A roadmap for implementing the various roles an administrator may play in any given day is shown in the sidebar above.
Because of the diverse stakeholders, clear, concise, and timely communication is an important aspect of an ASC.
“I try to be as transparent as possible,” Eilander says. “I tell the staff and board everything I know to promote trust. It’s important to share the same message with everyone.” Tyson agrees that good communication with everyone is important for promoting efficiency in the continuum of care throughout the center.
“Communicating with the governing board and owners is also important,” Fitzgerald notes. “You must have a good working relationship with your medical director and owners.”
Eilander says she sends a weekly communication to the board members and owners so they are apprised about the center’s activities in real time.

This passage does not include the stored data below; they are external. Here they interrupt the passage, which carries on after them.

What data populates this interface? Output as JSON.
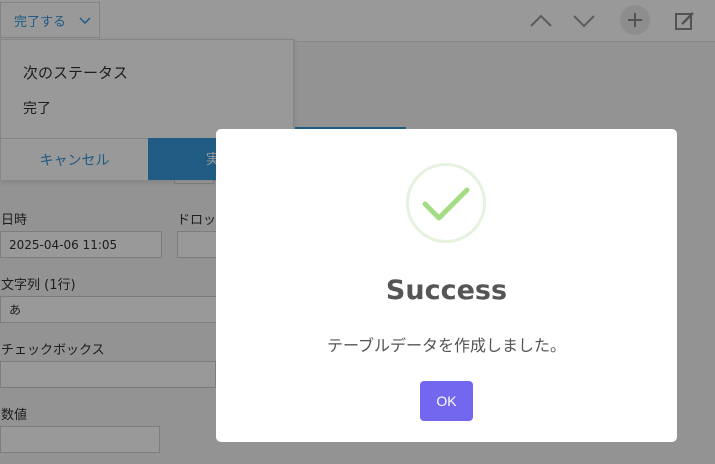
{
  "toolbar": {
    "status_button_label": "完了する",
    "icons": [
      "chevron-up-icon",
      "chevron-down-icon",
      "plus-icon",
      "edit-icon"
    ]
  },
  "dropdown": {
    "title": "次のステータス",
    "option": "完了",
    "cancel_label": "キャンセル",
    "execute_label": "実"
  },
  "form": {
    "datetime_label": "日時",
    "datetime_value": "2025-04-06 11:05",
    "dropdown_label": "ドロッ",
    "text_label": "文字列 (1行)",
    "text_value": "あ",
    "checkbox_label": "チェックボックス",
    "number_label": "数値"
  },
  "modal": {
    "title": "Success",
    "message": "テーブルデータを作成しました。",
    "ok_label": "OK",
    "accent_color": "#7367f0",
    "success_color": "#a5dc86"
  }
}
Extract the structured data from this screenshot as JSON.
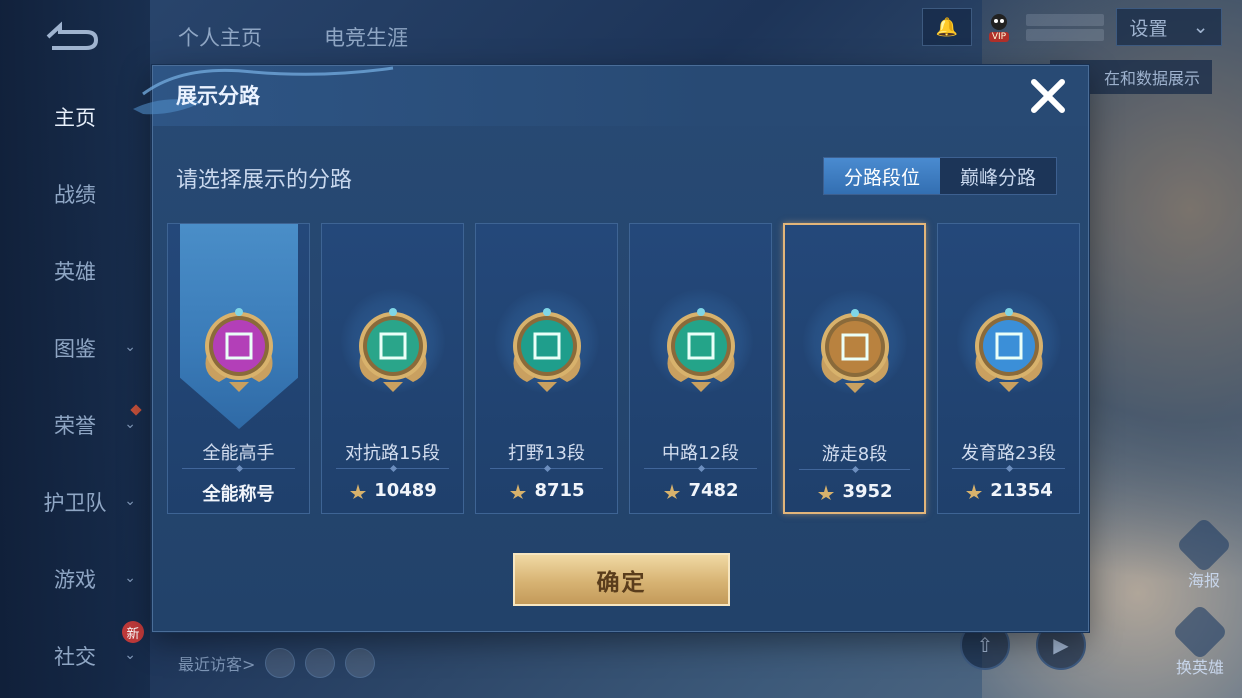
{
  "sidebar": {
    "items": [
      {
        "label": "主页",
        "active": true,
        "chevron": false
      },
      {
        "label": "战绩",
        "active": false,
        "chevron": false
      },
      {
        "label": "英雄",
        "active": false,
        "chevron": false
      },
      {
        "label": "图鉴",
        "active": false,
        "chevron": true
      },
      {
        "label": "荣誉",
        "active": false,
        "chevron": true
      },
      {
        "label": "护卫队",
        "active": false,
        "chevron": true
      },
      {
        "label": "游戏",
        "active": false,
        "chevron": true
      },
      {
        "label": "社交",
        "active": false,
        "chevron": true
      }
    ],
    "new_badge": "新"
  },
  "topbar": {
    "tabs": [
      "个人主页",
      "电竞生涯"
    ],
    "settings_label": "设置",
    "vip_badge": "VIP"
  },
  "background": {
    "tip_text": "在和数据展示",
    "visitors_label": "最近访客>",
    "right_controls": [
      "海报",
      "换英雄"
    ]
  },
  "modal": {
    "title": "展示分路",
    "subtitle": "请选择展示的分路",
    "segment": {
      "options": [
        "分路段位",
        "巅峰分路"
      ],
      "selected": 0
    },
    "cards": [
      {
        "name": "全能高手",
        "score": "全能称号",
        "icon": "all-round-emblem-icon",
        "color": "#b33fb8",
        "selected": false,
        "special": true
      },
      {
        "name": "对抗路15段",
        "score": "10489",
        "icon": "clash-lane-emblem-icon",
        "color": "#2aa58a",
        "selected": false
      },
      {
        "name": "打野13段",
        "score": "8715",
        "icon": "jungle-emblem-icon",
        "color": "#1f9e8c",
        "selected": false
      },
      {
        "name": "中路12段",
        "score": "7482",
        "icon": "mid-lane-emblem-icon",
        "color": "#24a489",
        "selected": false
      },
      {
        "name": "游走8段",
        "score": "3952",
        "icon": "roam-emblem-icon",
        "color": "#b9823f",
        "selected": true
      },
      {
        "name": "发育路23段",
        "score": "21354",
        "icon": "farm-lane-emblem-icon",
        "color": "#3b8fd8",
        "selected": false
      }
    ],
    "confirm_label": "确定"
  },
  "colors": {
    "accent_gold": "#d7b373",
    "selected_border": "#e2b57a",
    "segment_active": "#3f7fc4"
  }
}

Tyson recommends meeting regularly with physician office staff to promote collegiality and continuity of patient information, and she says it’s important to promote the surgery center’s presence to the local community. For example, Tyson’s center participates in local food drives, various community activities such as the Christmas parade, and recycling blue wrap to make rain capes and blankets for the homeless.

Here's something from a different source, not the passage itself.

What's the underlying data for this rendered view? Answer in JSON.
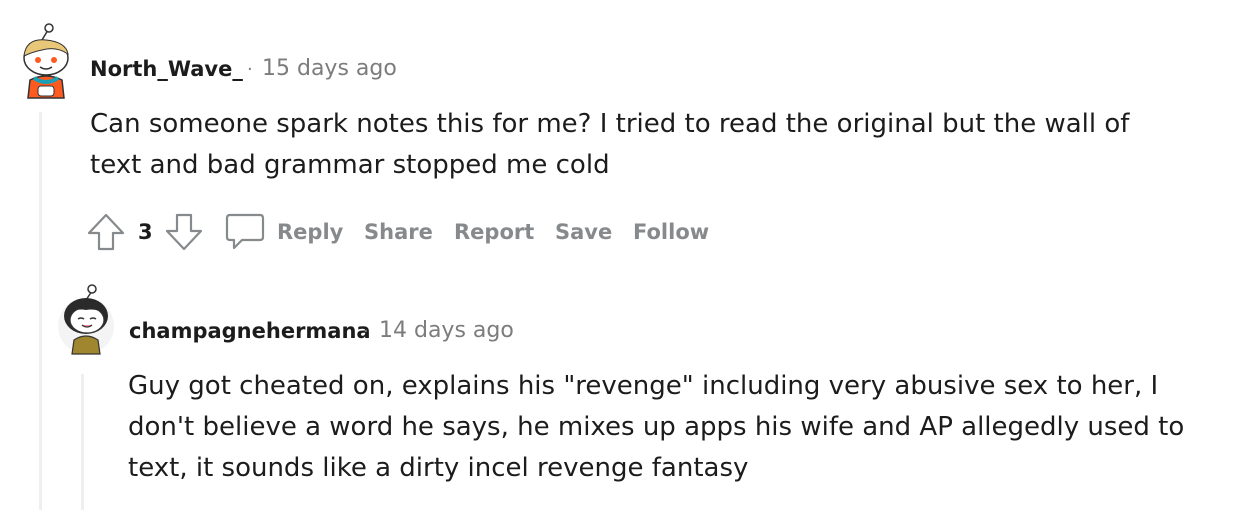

Ongoing growth is expected for out-patient surgery, and ASC administrators should anticipate that they will continue to play many roles as a result—particularly in the areas of compliance and information technology. Data analysts will also become important as quality measures become more complex.

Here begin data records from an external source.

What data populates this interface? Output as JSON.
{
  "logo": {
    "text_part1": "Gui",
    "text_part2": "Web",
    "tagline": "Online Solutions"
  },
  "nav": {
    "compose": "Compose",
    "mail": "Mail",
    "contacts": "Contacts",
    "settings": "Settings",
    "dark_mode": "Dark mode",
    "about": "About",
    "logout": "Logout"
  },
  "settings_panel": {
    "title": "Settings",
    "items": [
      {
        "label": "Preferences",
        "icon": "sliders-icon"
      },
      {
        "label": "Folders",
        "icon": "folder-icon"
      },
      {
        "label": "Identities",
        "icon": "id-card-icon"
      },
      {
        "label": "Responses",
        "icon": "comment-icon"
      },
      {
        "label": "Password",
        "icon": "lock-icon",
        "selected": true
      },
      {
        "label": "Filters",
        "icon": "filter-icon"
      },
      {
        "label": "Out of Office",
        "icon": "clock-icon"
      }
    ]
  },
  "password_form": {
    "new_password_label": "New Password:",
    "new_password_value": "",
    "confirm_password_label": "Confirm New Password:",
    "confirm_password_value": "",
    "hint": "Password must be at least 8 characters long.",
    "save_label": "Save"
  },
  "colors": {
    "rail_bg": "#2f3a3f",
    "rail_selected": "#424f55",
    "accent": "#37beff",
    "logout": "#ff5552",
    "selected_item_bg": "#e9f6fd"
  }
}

“Be flexible and adaptable, and don’t micromanage the process,” Tyson advises. Fitzgerald suggests that administrators leave their offices, wear scrubs, and “do what it takes to get the job done.” She considers delegation and commitment to quality the most important factors for success.
“My advice is to learn everything you can,” Eilander says. “Train and teach the staff, and create an atmosphere for continuous growth and opportunity.” ✥
Amy L. Bethel, MPA, RN, NE-BC, is an independent consultant in Des Moines, Iowa.